One movie almost derailed Uma Thurman’s entire career: “Like pouring cold water on yourself”

If you’d have asked a teenage boy in the 1990s who their favourite actor was, chances are they would have said Uma Thurman. The iconic star became a mainstay of the decade, adorning movie posters and bedroom walls alike. Her talents shone through in critical darlings such as Pulp Fiction, as well as blockbusters like Batman & Robin. Then, there were all the hits that followed in the decades to come. Basically, she smashed it. 

Nevertheless, it hasn’t always been easy for the Kill Bill star. In her ’90s pomp, she turned up in The Avengers, which was sadly not a record-breaking superhero movie, but rather a lacklustre adaptation of the British TV show of the same name. Even Thurman herself admitted she knew it was going to flop. Prior to becoming a big star, she played Maid Marian in a schlocky TV adaptation of Robin Hood, which was thankfully overshadowed by the much more successful Robin Hood: Prince of Thieves

In 1994, Thurman appeared in the Gus Van Sant vehicle, Even Cowgirls Get the Blues. She played Sissy Hankshaw, a woman born with larger-than-average thumbs. Yes, this is the basis of an entire movie. Sissy uses her underwhelming superhero to hitchhike across the US, getting into various scrapes as she moves along. If you think this sounds like a load of old rubbish, congratulations, you’re not alone. 

The film flopped on every conceivable level. Very few people went to see it, and the ones that did wished they hadn’t. Punters realised that the novel on which the story was based belonged to another age, and its easy-going nature simply did not translate to the big screen. This was a real problem for Thurman, who told Vanity Fair that she was hoping the film would be a lifeline for her. “Every time you haven’t worked in a while and you do a bomb, it’s like pouring cold water on yourself,” she relayed.

Prior to Even Cowgirls Get the Blues, Thurman’s main reputation was as a former model trying her luck in the film world. She’d had a minor brush with success with her role in Dangerous Liaisons, but that was about it. Starring in a well-publicised stinker was precisely what her fledgling career didn’t need. She was nominated for a Golden Raspberry award for her role as Sissy, and it looked like the game might have been up. Luckily for Thurman, salvation was just around the corner.

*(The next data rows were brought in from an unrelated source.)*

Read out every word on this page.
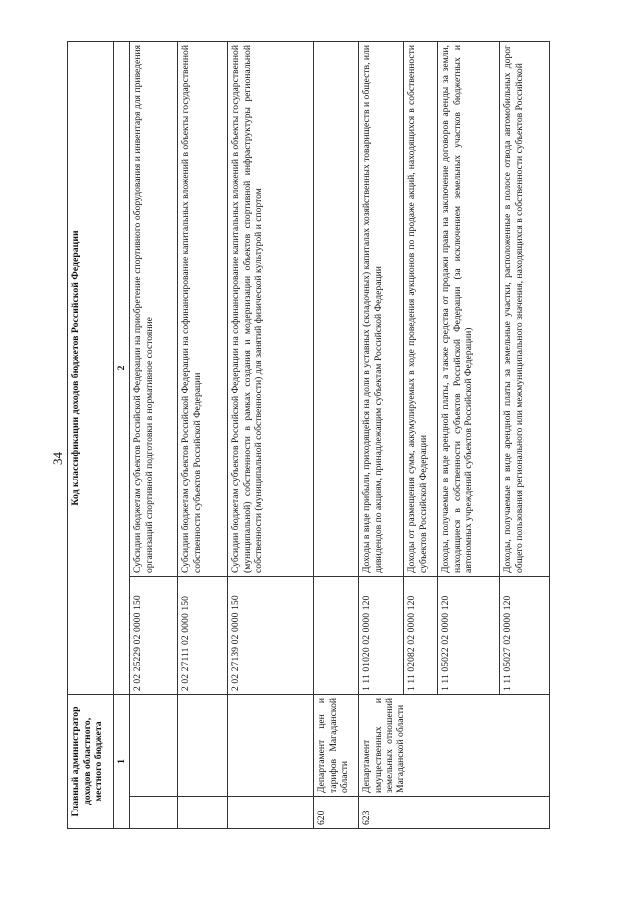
34
Главный администратор доходов областного, местного бюджета		Код классификации доходов бюджетов Российской Федерации	
1		2	
		2 02 25229 02 0000 150	Субсидии бюджетам субъектов Российской Федерации на приобретение спортивного оборудования и инвентаря для приведения организаций спортивной подготовки в нормативное состояние
		2 02 27111 02 0000 150	Субсидии бюджетам субъектов Российской Федерации на софинансирование капитальных вложений в объекты государственной собственности субъектов Российской Федерации
		2 02 27139 02 0000 150	Субсидии бюджетам субъектов Российской Федерации на софинансирование капитальных вложений в объекты государственной (муниципальной) собственности в рамках создания и модернизации объектов спортивной инфраструктуры региональной собственности (муниципальной собственности) для занятий физической культурой и спортом
620	Департамент цен и тарифов Магаданской области		
623	Департамент имущественных и земельных отношений Магаданской области	1 11 01020 02 0000 120	Доходы в виде прибыли, приходящейся на доли в уставных (складочных) капиталах хозяйственных товариществ и обществ, или дивидендов по акциям, принадлежащим субъектам Российской Федерации
		1 11 02082 02 0000 120	Доходы от размещения сумм, аккумулируемых в ходе проведения аукционов по продаже акций, находящихся в собственности субъектов Российской Федерации
		1 11 05022 02 0000 120	Доходы, получаемые в виде арендной платы, а также средства от продажи права на заключение договоров аренды за земли, находящиеся в собственности субъектов Российской Федерации (за исключением земельных участков бюджетных и автономных учреждений субъектов Российской Федерации)
		1 11 05027 02 0000 120	Доходы, получаемые в виде арендной платы за земельные участки, расположенные в полосе отвода автомобильных дорог общего пользования регионального или межмуниципального значения, находящихся в собственности субъектов Российской
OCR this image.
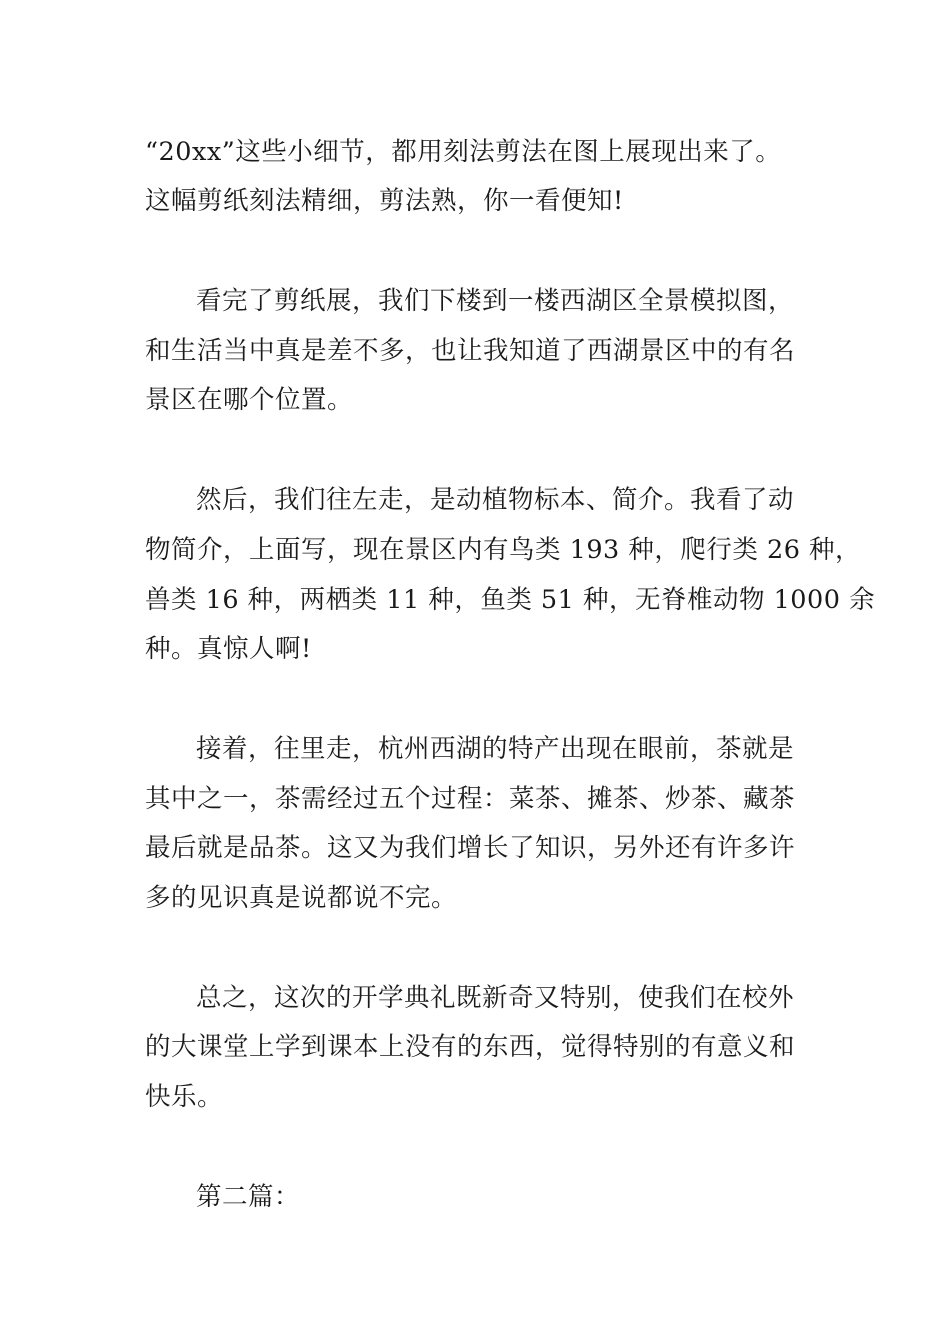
“20xx”这些小细节，都用刻法剪法在图上展现出来了。
这幅剪纸刻法精细，剪法熟，你一看便知!
看完了剪纸展，我们下楼到一楼西湖区全景模拟图，
和生活当中真是差不多，也让我知道了西湖景区中的有名
景区在哪个位置。
然后，我们往左走，是动植物标本、简介。我看了动
物简介，上面写，现在景区内有鸟类 193 种，爬行类 26 种，
兽类 16 种，两栖类 11 种，鱼类 51 种，无脊椎动物 1000 余
种。真惊人啊!
接着，往里走，杭州西湖的特产出现在眼前，茶就是
其中之一，茶需经过五个过程：菜茶、摊茶、炒茶、藏茶
最后就是品茶。这又为我们增长了知识，另外还有许多许
多的见识真是说都说不完。
总之，这次的开学典礼既新奇又特别，使我们在校外
的大课堂上学到课本上没有的东西，觉得特别的有意义和
快乐。
第二篇：
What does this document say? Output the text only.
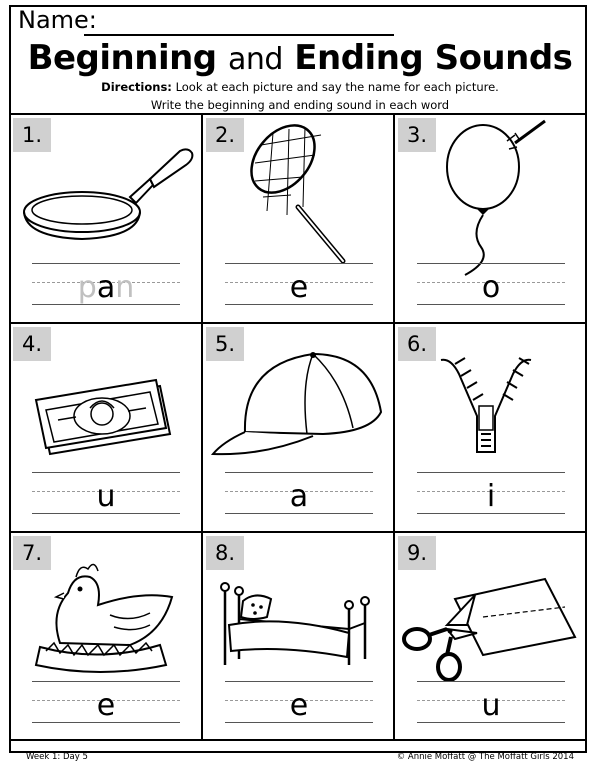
Name:
Beginning and Ending Sounds
Directions: Look at each picture and say the name for each picture.
Write the beginning and ending sound in each word
1.
pan
2.
e
3.
o
4.
u
5.
a
6.
i
7.
e
8.
e
9.
u
Week 1: Day 5	© Annie Moffatt @ The Moffatt Girls 2014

Film buffs will know that 1994 was also the year that established her legacy forever with her legendary turn as Mia Wallace in Quentin Tarantino’s Pulp Fiction. “I didn’t get it at first,” Thurman explained, referring to the fact that she almost turned the film down. “But when I met Quentin, I realised he was an artist who was using violence and profanity in a painterly way, not a brutal, ghoulish one, like the bold colours of the pulp fiction of the ’30s, so people could experience it but not have to confront it.”

In the same year she was up for a Razzie, Thurman was also nominated for the ‘Best Supporting Actress’ Oscar. This story just goes to show how quickly careers can change in Hollywood; sometimes for the worse and, in this case, infinitely for the better.